DS Virgin Racing lebte nahezu allein von der Performance Sam Birds. Bird erklärte schon vor dem finalen Doubleheader als Vorab-Entschuldigung für die bevorstehende Niederlage im Titelkampf, dass es dem Auto an Effizienz fehle. So ganz hat DS Virgin bisher in drei FE-Jahren (seit teilweiser Freigabe der Antriebs-Entwicklung) noch nie das Auto auf den Punkt gebracht, aber Bird fuhr im Grunde immer über dessen Niveau. So holte er diesmal 143 Punkte gegenüber nur 17, die sein Teamkollege Alex Lynn erreichen konnte. Der hatte in New York einen relativ heftigen Unfall, als er das Auto eingangs der schnellen langgezogenen Links verlor. Seine ganze FE-Karriere verlief bisher glücklos. Ob er im kommenden Jahr wieder dabei ist, wird abzuwarten bleiben.

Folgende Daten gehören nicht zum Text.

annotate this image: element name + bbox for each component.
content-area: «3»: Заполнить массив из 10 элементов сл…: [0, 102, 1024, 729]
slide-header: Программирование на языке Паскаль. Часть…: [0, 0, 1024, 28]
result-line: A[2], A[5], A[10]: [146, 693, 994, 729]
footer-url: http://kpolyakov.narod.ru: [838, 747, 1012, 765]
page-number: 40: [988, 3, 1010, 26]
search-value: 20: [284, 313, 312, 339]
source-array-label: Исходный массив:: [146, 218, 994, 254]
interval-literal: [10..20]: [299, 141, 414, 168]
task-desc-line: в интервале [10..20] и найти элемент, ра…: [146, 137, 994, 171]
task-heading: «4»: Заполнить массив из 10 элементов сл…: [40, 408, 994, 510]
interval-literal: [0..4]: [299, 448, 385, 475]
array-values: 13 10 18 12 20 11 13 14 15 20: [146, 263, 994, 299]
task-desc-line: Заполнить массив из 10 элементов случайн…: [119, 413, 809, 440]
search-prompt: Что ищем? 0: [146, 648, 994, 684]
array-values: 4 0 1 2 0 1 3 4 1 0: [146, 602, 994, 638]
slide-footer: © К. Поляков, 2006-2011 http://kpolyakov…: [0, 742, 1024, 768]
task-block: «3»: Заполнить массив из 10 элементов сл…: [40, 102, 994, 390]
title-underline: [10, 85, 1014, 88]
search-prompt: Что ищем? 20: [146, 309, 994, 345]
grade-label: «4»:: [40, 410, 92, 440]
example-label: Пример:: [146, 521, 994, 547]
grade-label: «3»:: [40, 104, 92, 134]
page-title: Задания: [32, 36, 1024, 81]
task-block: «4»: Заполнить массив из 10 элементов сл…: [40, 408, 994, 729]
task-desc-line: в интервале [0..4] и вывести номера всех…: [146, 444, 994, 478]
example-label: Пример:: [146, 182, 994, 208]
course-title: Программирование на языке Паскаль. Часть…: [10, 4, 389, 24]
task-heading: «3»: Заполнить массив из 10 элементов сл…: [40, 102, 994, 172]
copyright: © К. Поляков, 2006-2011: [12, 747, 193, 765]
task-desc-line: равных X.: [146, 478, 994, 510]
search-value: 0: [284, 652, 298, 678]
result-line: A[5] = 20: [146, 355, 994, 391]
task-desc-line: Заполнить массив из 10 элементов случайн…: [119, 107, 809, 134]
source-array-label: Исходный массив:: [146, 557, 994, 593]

Mahindra ist für mich die Enttäuschung der Saison. Nach der starken Kampagne 2016-17 und insbesondere den Siegen von Felix Rosenqvist hatte ich Großes erwartet. Zunächst schien sich das auch zu bestätigen mit zwei Siegen des Schweden in Hong Kong und Marrakesch. Doch danach lief für beide Fahrer nicht mehr viel zusammen, in Mexico etwa blieb Rosenqvist in Führung liegend stehen. Dennoch reichte es zu Platz 4 der Teamwertung, noch vor dem dominanten Team der letzten Jahre.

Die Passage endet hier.